As you can see, acceleration is highly dependent on the volume of tasks that can be parallelized, and with the code that should be performed sequentially, we can do nothing at all. Thus, the possibilities of multi -passage are very limited.
Nevertheless, an ordinary user should not be very worried, since his tasks are often independent and are very well parallelized. For example, video games, one of the most difficult tasks of an ordinary user, successfully use multi -passing: while one part of the program is the geometry of the frame, the other can engage in artificial intelligence, the third to process the sound, the fourth – to pre -load data from the disk, and so on.

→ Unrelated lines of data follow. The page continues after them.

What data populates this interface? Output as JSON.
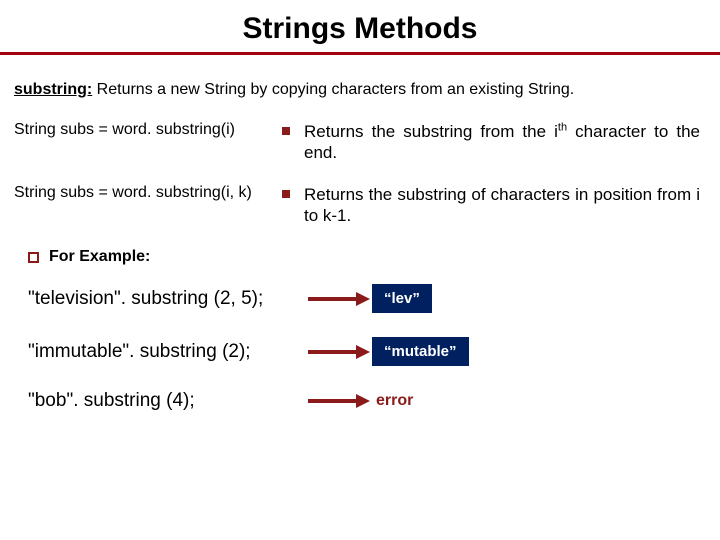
{
  "title": "Strings Methods",
  "intro": {
    "keyword": "substring:",
    "rest": " Returns a new String by copying characters from an existing String."
  },
  "methods": [
    {
      "signature": "String subs = word. substring(i)",
      "desc_pre": "Returns the substring from the i",
      "desc_sup": "th",
      "desc_post": " character to the end."
    },
    {
      "signature": "String subs = word. substring(i, k)",
      "desc_pre": "Returns the substring of characters in position from i to k-1.",
      "desc_sup": "",
      "desc_post": ""
    }
  ],
  "for_example_label": "For Example:",
  "examples": [
    {
      "call": "\"television\". substring (2, 5);",
      "result": "“lev”",
      "is_error": false
    },
    {
      "call": "\"immutable\". substring (2);",
      "result": "“mutable”",
      "is_error": false
    },
    {
      "call": "\"bob\". substring (4);",
      "result": "error",
      "is_error": true
    }
  ],
  "colors": {
    "rule": "#a1000f",
    "bullet": "#8b1a1a",
    "result_bg": "#002060",
    "error_text": "#8b1a1a"
  }
}
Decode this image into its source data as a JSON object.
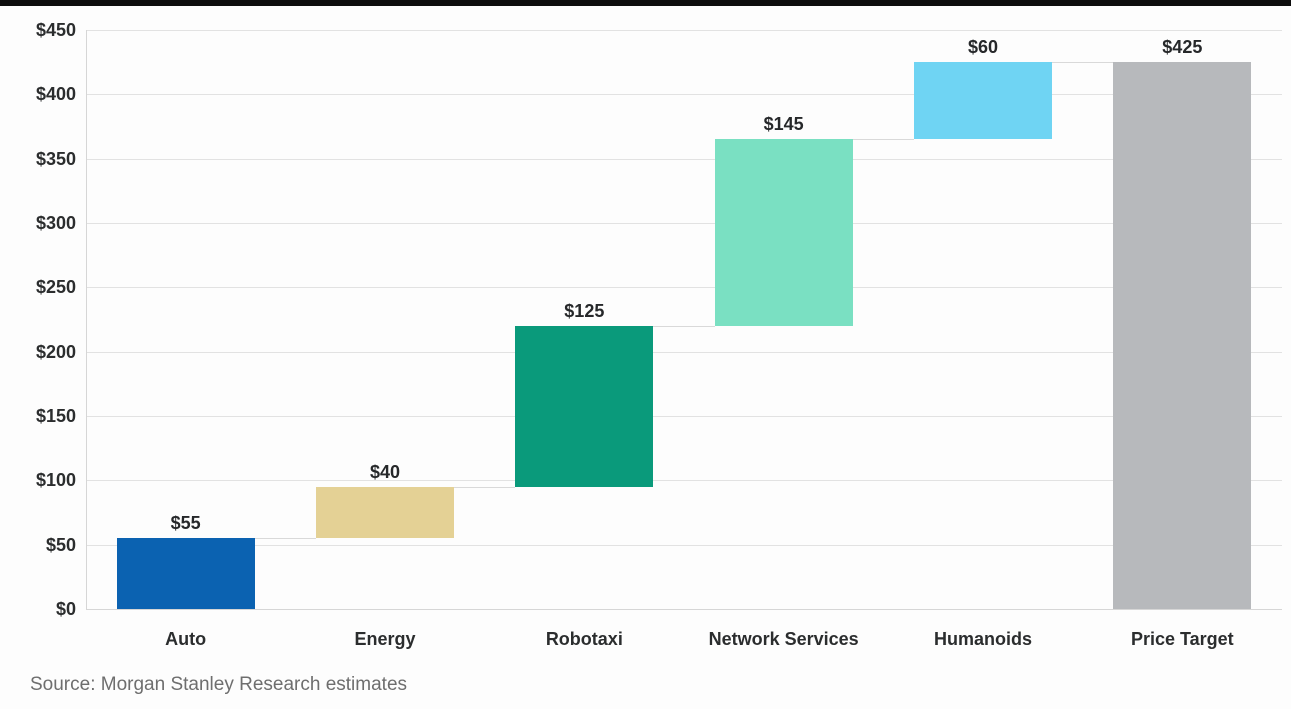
{
  "page": {
    "source_note": "Source: Morgan Stanley Research estimates"
  },
  "chart_data": {
    "type": "bar",
    "subtype": "waterfall",
    "title": "",
    "xlabel": "",
    "ylabel": "",
    "categories": [
      "Auto",
      "Energy",
      "Robotaxi",
      "Network Services",
      "Humanoids",
      "Price Target"
    ],
    "values": [
      55,
      40,
      125,
      145,
      60,
      425
    ],
    "value_labels": [
      "$55",
      "$40",
      "$125",
      "$145",
      "$60",
      "$425"
    ],
    "starts": [
      0,
      55,
      95,
      220,
      365,
      0
    ],
    "ends": [
      55,
      95,
      220,
      365,
      425,
      425
    ],
    "is_total": [
      false,
      false,
      false,
      false,
      false,
      true
    ],
    "bar_colors": [
      "#0b62b1",
      "#e4d195",
      "#0a9a7b",
      "#7ae0c2",
      "#6fd4f3",
      "#b7b9bc"
    ],
    "ylim": [
      0,
      450
    ],
    "y_ticks": [
      0,
      50,
      100,
      150,
      200,
      250,
      300,
      350,
      400,
      450
    ],
    "y_tick_labels": [
      "$0",
      "$50",
      "$100",
      "$150",
      "$200",
      "$250",
      "$300",
      "$350",
      "$400",
      "$450"
    ],
    "grid": "horizontal",
    "legend_position": "none",
    "connector_color": "#d9d9d9",
    "grid_color": "#e2e2e2"
  }
}
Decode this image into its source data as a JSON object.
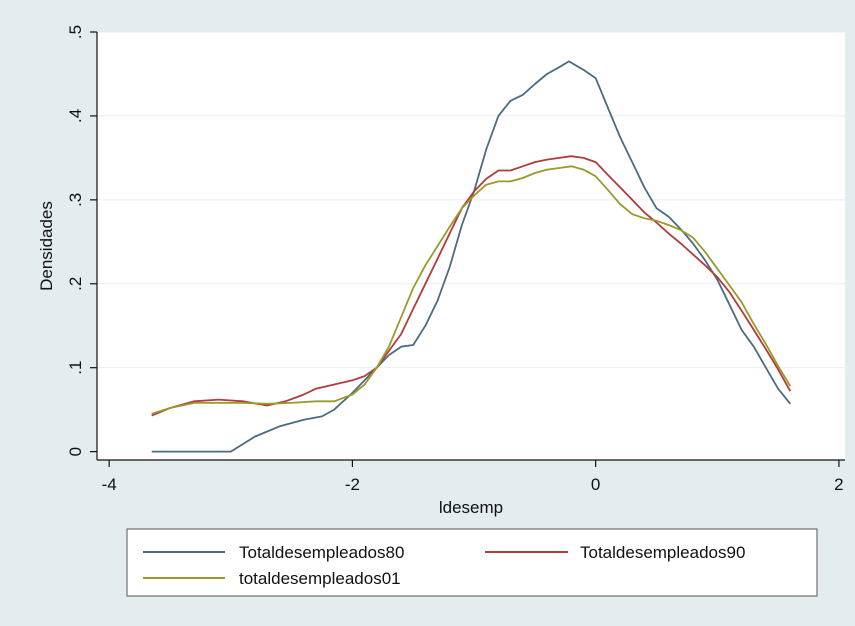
{
  "chart_data": {
    "type": "line",
    "title": "",
    "xlabel": "ldesemp",
    "ylabel": "Densidades",
    "xlim": [
      -4.1,
      2.05
    ],
    "ylim": [
      -0.01,
      0.5
    ],
    "x_ticks": [
      -4,
      -2,
      0,
      2
    ],
    "x_tick_labels": [
      "-4",
      "-2",
      "0",
      "2"
    ],
    "y_ticks": [
      0,
      0.1,
      0.2,
      0.3,
      0.4,
      0.5
    ],
    "y_tick_labels": [
      "0",
      ".1",
      ".2",
      ".3",
      ".4",
      ".5"
    ],
    "grid": true,
    "legend_position": "bottom",
    "series": [
      {
        "name": "Totaldesempleados80",
        "color": "#4a6b82",
        "points": [
          [
            -3.65,
            0.0
          ],
          [
            -3.3,
            0.0
          ],
          [
            -3.0,
            0.0
          ],
          [
            -2.8,
            0.018
          ],
          [
            -2.6,
            0.03
          ],
          [
            -2.4,
            0.038
          ],
          [
            -2.25,
            0.042
          ],
          [
            -2.15,
            0.05
          ],
          [
            -2.0,
            0.07
          ],
          [
            -1.9,
            0.085
          ],
          [
            -1.8,
            0.1
          ],
          [
            -1.7,
            0.115
          ],
          [
            -1.6,
            0.125
          ],
          [
            -1.5,
            0.127
          ],
          [
            -1.4,
            0.15
          ],
          [
            -1.3,
            0.18
          ],
          [
            -1.2,
            0.22
          ],
          [
            -1.1,
            0.27
          ],
          [
            -1.0,
            0.31
          ],
          [
            -0.9,
            0.36
          ],
          [
            -0.8,
            0.4
          ],
          [
            -0.7,
            0.418
          ],
          [
            -0.6,
            0.425
          ],
          [
            -0.5,
            0.438
          ],
          [
            -0.4,
            0.45
          ],
          [
            -0.3,
            0.458
          ],
          [
            -0.22,
            0.465
          ],
          [
            -0.1,
            0.455
          ],
          [
            0.0,
            0.445
          ],
          [
            0.1,
            0.41
          ],
          [
            0.2,
            0.375
          ],
          [
            0.3,
            0.345
          ],
          [
            0.4,
            0.315
          ],
          [
            0.5,
            0.29
          ],
          [
            0.6,
            0.28
          ],
          [
            0.7,
            0.265
          ],
          [
            0.8,
            0.248
          ],
          [
            0.9,
            0.228
          ],
          [
            1.0,
            0.205
          ],
          [
            1.1,
            0.175
          ],
          [
            1.2,
            0.145
          ],
          [
            1.3,
            0.125
          ],
          [
            1.4,
            0.1
          ],
          [
            1.5,
            0.075
          ],
          [
            1.6,
            0.057
          ]
        ]
      },
      {
        "name": "Totaldesempleados90",
        "color": "#b23b3b",
        "points": [
          [
            -3.65,
            0.043
          ],
          [
            -3.5,
            0.052
          ],
          [
            -3.3,
            0.06
          ],
          [
            -3.1,
            0.062
          ],
          [
            -2.9,
            0.06
          ],
          [
            -2.7,
            0.055
          ],
          [
            -2.55,
            0.06
          ],
          [
            -2.4,
            0.068
          ],
          [
            -2.3,
            0.075
          ],
          [
            -2.15,
            0.08
          ],
          [
            -2.0,
            0.085
          ],
          [
            -1.9,
            0.09
          ],
          [
            -1.8,
            0.1
          ],
          [
            -1.7,
            0.12
          ],
          [
            -1.6,
            0.14
          ],
          [
            -1.5,
            0.17
          ],
          [
            -1.4,
            0.2
          ],
          [
            -1.3,
            0.23
          ],
          [
            -1.2,
            0.26
          ],
          [
            -1.1,
            0.29
          ],
          [
            -1.0,
            0.31
          ],
          [
            -0.9,
            0.325
          ],
          [
            -0.8,
            0.335
          ],
          [
            -0.7,
            0.335
          ],
          [
            -0.6,
            0.34
          ],
          [
            -0.5,
            0.345
          ],
          [
            -0.4,
            0.348
          ],
          [
            -0.3,
            0.35
          ],
          [
            -0.2,
            0.352
          ],
          [
            -0.1,
            0.35
          ],
          [
            0.0,
            0.345
          ],
          [
            0.1,
            0.33
          ],
          [
            0.2,
            0.315
          ],
          [
            0.3,
            0.3
          ],
          [
            0.4,
            0.285
          ],
          [
            0.5,
            0.273
          ],
          [
            0.6,
            0.26
          ],
          [
            0.7,
            0.248
          ],
          [
            0.8,
            0.235
          ],
          [
            0.9,
            0.222
          ],
          [
            1.0,
            0.208
          ],
          [
            1.1,
            0.19
          ],
          [
            1.2,
            0.168
          ],
          [
            1.3,
            0.145
          ],
          [
            1.4,
            0.122
          ],
          [
            1.5,
            0.098
          ],
          [
            1.6,
            0.072
          ]
        ]
      },
      {
        "name": "totaldesempleados01",
        "color": "#9a9a2a",
        "points": [
          [
            -3.65,
            0.045
          ],
          [
            -3.5,
            0.052
          ],
          [
            -3.3,
            0.058
          ],
          [
            -3.1,
            0.058
          ],
          [
            -2.9,
            0.058
          ],
          [
            -2.7,
            0.057
          ],
          [
            -2.5,
            0.058
          ],
          [
            -2.3,
            0.06
          ],
          [
            -2.15,
            0.06
          ],
          [
            -2.0,
            0.068
          ],
          [
            -1.9,
            0.08
          ],
          [
            -1.8,
            0.1
          ],
          [
            -1.7,
            0.125
          ],
          [
            -1.6,
            0.16
          ],
          [
            -1.5,
            0.195
          ],
          [
            -1.4,
            0.222
          ],
          [
            -1.3,
            0.245
          ],
          [
            -1.2,
            0.268
          ],
          [
            -1.1,
            0.29
          ],
          [
            -1.0,
            0.305
          ],
          [
            -0.9,
            0.318
          ],
          [
            -0.8,
            0.322
          ],
          [
            -0.7,
            0.322
          ],
          [
            -0.6,
            0.326
          ],
          [
            -0.5,
            0.332
          ],
          [
            -0.4,
            0.336
          ],
          [
            -0.3,
            0.338
          ],
          [
            -0.2,
            0.34
          ],
          [
            -0.1,
            0.336
          ],
          [
            0.0,
            0.328
          ],
          [
            0.1,
            0.312
          ],
          [
            0.2,
            0.295
          ],
          [
            0.3,
            0.283
          ],
          [
            0.4,
            0.278
          ],
          [
            0.5,
            0.275
          ],
          [
            0.6,
            0.27
          ],
          [
            0.7,
            0.264
          ],
          [
            0.8,
            0.255
          ],
          [
            0.9,
            0.238
          ],
          [
            1.0,
            0.218
          ],
          [
            1.1,
            0.198
          ],
          [
            1.2,
            0.178
          ],
          [
            1.3,
            0.152
          ],
          [
            1.4,
            0.128
          ],
          [
            1.5,
            0.102
          ],
          [
            1.6,
            0.078
          ]
        ]
      }
    ]
  }
}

Here Hyper-Threading users only on hand. When it comes to professional activity, Hyper-Threading can be useless, harmful or simply not applicable, but these are already problems of professionals: you are unlikely to have a fine setting up of the production Real-Time equipment, which needs a guaranteed instant response or any other highly specialized equipment that is engaged in continuous identical calculations, such as routers, such.
P.S. Thank you for your attention. I tried to describe the technology as simple as possible, without technical difficulties, but if you have questions or some criticism, I will be glad to comments.